Apache SeaTunnel
→ 返回 运维工具
Apache SeaTunnel 是批流一体的数据集成平台,支持 100+ 数据源,可替代 DataX 处理更复杂的数据同步场景,支持 Flink/Spark 引擎以及自研 Zeta 引擎。
与 DataX 对比
| 维度 | DataX(阿里) | SeaTunnel(Apache) |
|---|
| 模式 | 仅离线批量 | 批流一体 |
| 引擎 | 单机多线程 | Flink / Spark / Zeta(本地) |
| 数据源数量 | ~30 种插件 | 100+ Connector |
| 实时支持 | 不支持 | 支持 CDC、Kafka 等实时源 |
| 转换能力 | 简单字段映射 | SQL Transform,支持复杂 SQL 转换 |
| 配置格式 | JSON | HOCON(.conf 文件) |
| 集群部署 | 不支持 | 支持(Flink/Spark on YARN/K8s) |
| 社区活跃度 | 阿里维护,更新较慢 | Apache 顶级项目,社区活跃 |
核心概念
Source(读取插件)→ Transform(转换,可选)→ Sink(写入插件)
↑ ↑ ↑
MySQL/Kafka/ES SQL/字段映射 ClickHouse/ES/Kafka
文件/API/JDBC 过滤/类型转换 数据库/文件/MQ
| 组件 | 说明 |
|---|
| Source | 数据来源(MySQL/PG/MongoDB/Kafka/OSS/API 等) |
| Transform | 中间转换(SQL 查询、字段映射、类型转换、过滤) |
| Sink | 数据目标(ClickHouse/ES/Redis/Kafka/数据库 等) |
| Job | 一个 Source → Transform → Sink 的完整管道 |
| Engine | 执行引擎:Zeta(本地,推荐)/ Flink / Spark |
安装(Zeta 本地引擎)
# 下载(选择对应版本)
wget https://archive.apache.org/dist/seatunnel/2.3.4/apache-seatunnel-2.3.4-bin.tar.gz
tar -zxvf apache-seatunnel-2.3.4-bin.tar.gz
cd apache-seatunnel-2.3.4
# 安装 Connector 插件(按需选择)
sh bin/install-plugin.sh
# 或手动指定插件版本
sh bin/install-plugin.sh 2.3.4
# config/seatunnel.yaml(全局配置)
seatunnel:
engine:
backup-count: 1
queue-type: blockingqueue
print-execution-info-interval: 60
slot-service:
dynamic-slot: true
checkpoint:
interval: 10000
timeout: 60000
作业配置格式(HOCON)
# job.conf
env {
job.name = "mysql_to_clickhouse"
job.mode = "BATCH" # BATCH(批量)或 STREAMING(实时)
parallelism = 4 # 并行度
checkpoint.interval = 10000 # 实时模式的 checkpoint 间隔(ms)
}
source {
Jdbc {
url = "jdbc:mysql://localhost:3306/shop?useSSL=false"

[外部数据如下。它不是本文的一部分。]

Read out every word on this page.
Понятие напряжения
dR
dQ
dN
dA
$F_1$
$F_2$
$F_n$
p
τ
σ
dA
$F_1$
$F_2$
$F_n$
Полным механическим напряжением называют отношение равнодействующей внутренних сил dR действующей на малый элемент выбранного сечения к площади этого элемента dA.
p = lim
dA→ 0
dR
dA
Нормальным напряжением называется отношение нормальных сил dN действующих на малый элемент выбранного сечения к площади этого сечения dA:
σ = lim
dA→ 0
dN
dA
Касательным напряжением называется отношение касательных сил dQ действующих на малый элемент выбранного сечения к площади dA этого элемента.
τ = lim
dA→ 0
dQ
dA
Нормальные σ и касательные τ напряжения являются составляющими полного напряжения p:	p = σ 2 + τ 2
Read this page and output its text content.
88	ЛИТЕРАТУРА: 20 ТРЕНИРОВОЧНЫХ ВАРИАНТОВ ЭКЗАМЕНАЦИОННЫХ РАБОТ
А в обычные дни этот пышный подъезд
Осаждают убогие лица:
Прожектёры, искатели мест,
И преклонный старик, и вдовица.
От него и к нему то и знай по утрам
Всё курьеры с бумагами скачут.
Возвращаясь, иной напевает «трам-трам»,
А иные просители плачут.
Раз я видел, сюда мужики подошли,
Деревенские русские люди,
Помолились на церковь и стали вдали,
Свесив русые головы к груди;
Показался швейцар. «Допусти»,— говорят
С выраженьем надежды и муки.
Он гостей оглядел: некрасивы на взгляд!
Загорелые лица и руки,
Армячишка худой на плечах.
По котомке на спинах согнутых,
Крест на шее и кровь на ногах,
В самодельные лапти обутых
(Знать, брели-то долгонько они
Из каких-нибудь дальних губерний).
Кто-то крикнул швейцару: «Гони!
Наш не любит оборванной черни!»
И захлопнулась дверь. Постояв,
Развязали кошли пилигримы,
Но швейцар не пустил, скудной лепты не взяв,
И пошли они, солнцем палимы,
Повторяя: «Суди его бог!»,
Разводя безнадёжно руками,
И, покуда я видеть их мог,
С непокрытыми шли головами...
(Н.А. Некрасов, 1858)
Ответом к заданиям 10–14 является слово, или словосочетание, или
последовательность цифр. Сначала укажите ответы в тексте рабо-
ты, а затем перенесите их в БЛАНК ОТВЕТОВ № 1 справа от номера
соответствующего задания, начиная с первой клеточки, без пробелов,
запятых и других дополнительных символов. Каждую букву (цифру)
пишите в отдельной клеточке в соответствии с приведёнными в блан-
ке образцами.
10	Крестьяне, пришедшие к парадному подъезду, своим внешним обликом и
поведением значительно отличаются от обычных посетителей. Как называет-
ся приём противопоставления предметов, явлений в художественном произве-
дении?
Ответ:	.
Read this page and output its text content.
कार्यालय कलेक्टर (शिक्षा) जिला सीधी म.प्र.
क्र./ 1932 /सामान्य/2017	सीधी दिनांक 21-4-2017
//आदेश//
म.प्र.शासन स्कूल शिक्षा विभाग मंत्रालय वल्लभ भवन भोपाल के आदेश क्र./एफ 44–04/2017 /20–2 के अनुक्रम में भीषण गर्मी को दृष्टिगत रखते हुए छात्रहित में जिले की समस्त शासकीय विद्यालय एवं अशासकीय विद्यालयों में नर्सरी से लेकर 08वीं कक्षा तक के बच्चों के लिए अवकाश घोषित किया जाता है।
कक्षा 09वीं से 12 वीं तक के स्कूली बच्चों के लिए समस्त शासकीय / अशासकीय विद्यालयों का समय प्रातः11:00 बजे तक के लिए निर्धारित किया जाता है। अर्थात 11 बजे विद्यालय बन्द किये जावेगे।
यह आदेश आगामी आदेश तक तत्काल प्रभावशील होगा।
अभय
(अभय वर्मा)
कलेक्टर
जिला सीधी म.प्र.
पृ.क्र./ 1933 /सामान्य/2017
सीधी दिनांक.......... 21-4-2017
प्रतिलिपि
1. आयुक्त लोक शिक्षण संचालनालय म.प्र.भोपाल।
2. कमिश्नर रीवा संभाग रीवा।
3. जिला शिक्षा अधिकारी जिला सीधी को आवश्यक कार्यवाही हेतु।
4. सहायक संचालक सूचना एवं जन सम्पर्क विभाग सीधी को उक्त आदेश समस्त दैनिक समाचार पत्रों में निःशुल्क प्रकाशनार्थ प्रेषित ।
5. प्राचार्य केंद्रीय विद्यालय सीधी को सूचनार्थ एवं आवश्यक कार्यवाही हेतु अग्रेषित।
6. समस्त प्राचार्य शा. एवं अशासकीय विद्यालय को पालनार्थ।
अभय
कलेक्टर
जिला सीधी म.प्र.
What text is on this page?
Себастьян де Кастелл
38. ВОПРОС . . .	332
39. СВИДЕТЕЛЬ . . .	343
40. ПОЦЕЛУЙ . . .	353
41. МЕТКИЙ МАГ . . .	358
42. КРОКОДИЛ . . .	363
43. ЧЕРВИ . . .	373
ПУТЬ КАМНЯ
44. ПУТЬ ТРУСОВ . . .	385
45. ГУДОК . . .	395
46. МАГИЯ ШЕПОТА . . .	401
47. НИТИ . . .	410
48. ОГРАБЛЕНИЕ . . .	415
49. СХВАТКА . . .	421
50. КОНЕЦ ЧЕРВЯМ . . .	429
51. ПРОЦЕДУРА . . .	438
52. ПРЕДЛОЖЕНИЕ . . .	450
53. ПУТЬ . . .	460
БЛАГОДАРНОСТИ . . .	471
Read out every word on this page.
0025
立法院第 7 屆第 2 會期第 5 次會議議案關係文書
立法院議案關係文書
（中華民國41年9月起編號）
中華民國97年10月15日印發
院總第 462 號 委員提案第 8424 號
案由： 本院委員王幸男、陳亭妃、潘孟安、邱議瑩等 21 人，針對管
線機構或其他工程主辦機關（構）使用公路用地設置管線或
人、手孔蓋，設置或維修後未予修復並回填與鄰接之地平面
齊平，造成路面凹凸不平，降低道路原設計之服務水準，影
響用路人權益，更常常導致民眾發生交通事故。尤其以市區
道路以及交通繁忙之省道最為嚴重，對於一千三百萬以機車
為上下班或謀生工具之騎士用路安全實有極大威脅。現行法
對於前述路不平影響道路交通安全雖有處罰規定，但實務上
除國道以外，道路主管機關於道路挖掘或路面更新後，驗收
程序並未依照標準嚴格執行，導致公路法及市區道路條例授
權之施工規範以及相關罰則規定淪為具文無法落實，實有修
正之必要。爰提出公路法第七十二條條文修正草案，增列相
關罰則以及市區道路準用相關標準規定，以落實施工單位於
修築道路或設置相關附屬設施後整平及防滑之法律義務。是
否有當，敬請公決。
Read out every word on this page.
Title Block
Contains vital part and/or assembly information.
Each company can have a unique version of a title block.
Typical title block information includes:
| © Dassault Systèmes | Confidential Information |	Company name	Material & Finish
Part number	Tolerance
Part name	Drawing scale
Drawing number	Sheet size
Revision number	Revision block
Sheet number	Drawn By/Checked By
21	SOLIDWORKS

driver = "com.mysql.cj.jdbc.Driver"
user = "root"
password = "root"
query = "SELECT id, user_id, product_id, amount, created_at FROM orders WHERE dt = '${today}'"
result_table_name = "orders_source"
}
}
transform {
# 可选的 SQL 转换
Sql {
source_table_name = "orders_source"
result_table_name = "orders_clean"
query = """
SELECT
id,
user_id,
product_id,
CAST(amount AS DECIMAL(10,2)) AS amount,
toDate(created_at) AS order_date
FROM orders_source
WHERE amount > 0
"""
}
}
sink {
ClickHouse {
host = "clickhouse:8123"
database = "dw"
table = "ods_orders"
username = "default"
password = ""
clickhouse.config {
max_rows_to_group_by = "1000000"
}
# 写入模式:insert(追加)或 replace(覆盖)
save_mode = "append"
}
}
常用场景示例
MySQL → Elasticsearch(全量同步)
env {
job.name = "mysql_to_es"
job.mode = "BATCH"
}
source {
Jdbc {
url = "jdbc:mysql://mysql:3306/shop"
driver = "com.mysql.cj.jdbc.Driver"
user = "root"
password = "root"
query = "SELECT id, name, category, price FROM products"
}
}
sink {
Elasticsearch {
hosts = ["http://es:9200"]
index = "products"
index_type = "_doc"
primary_keys = ["id"] # 用于 upsert
}
}
Kafka → ClickHouse(实时流)
env {
job.name = "kafka_to_clickhouse_stream"
job.mode = "STREAMING"
checkpoint.interval = 5000
}
source {
Kafka {
topic = "user_events"
bootstrap.servers = "kafka:9092"
consumer.group = "seatunnel_group"
start.mode = "EARLIEST"
format = "json"
schema = {
fields {
user_id = "long"
event_type = "string"
ts = "long"
}
}
}
}
sink {
ClickHouse {
host = "clickhouse:8123"
database = "dw"
table = "ods_user_events"
username = "default"
password = ""
}
}
MySQL CDC → Kafka(实时变更捕获)
env {
job.name = "mysql_cdc_to_kafka"
job.mode = "STREAMING"
}
source {
MySQL-CDC {
hostname = "mysql"
port = 3306
username = "root"
password = "root"
database-names = ["shop"]
table-names = ["shop.orders"]
server-id = "5401-5404"
base-url = "jdbc:mysql://mysql:3306/shop"
}
}
sink {
Kafka {
topic = "mysql_cdc_orders"
bootstrap.servers = "kafka:9092"
kafka.config {
acks = "all"
}
}
}
多源合并(一 Job 多 Source)
source {
Jdbc {
url = "jdbc:mysql://mysql1:3306/db"
query = "SELECT * FROM users"
result_table_name = "users_mysql"
}
Jdbc {
url = "jdbc:postgresql://pg:5432/db"
driver = "org.postgresql.Driver"
user = "postgres"
password = "postgres"
query = "SELECT * FROM users"
result_table_name = "users_pg"
}
}
transform {
Sql {
query = "SELECT * FROM users_mysql UNION ALL SELECT * FROM users_pg"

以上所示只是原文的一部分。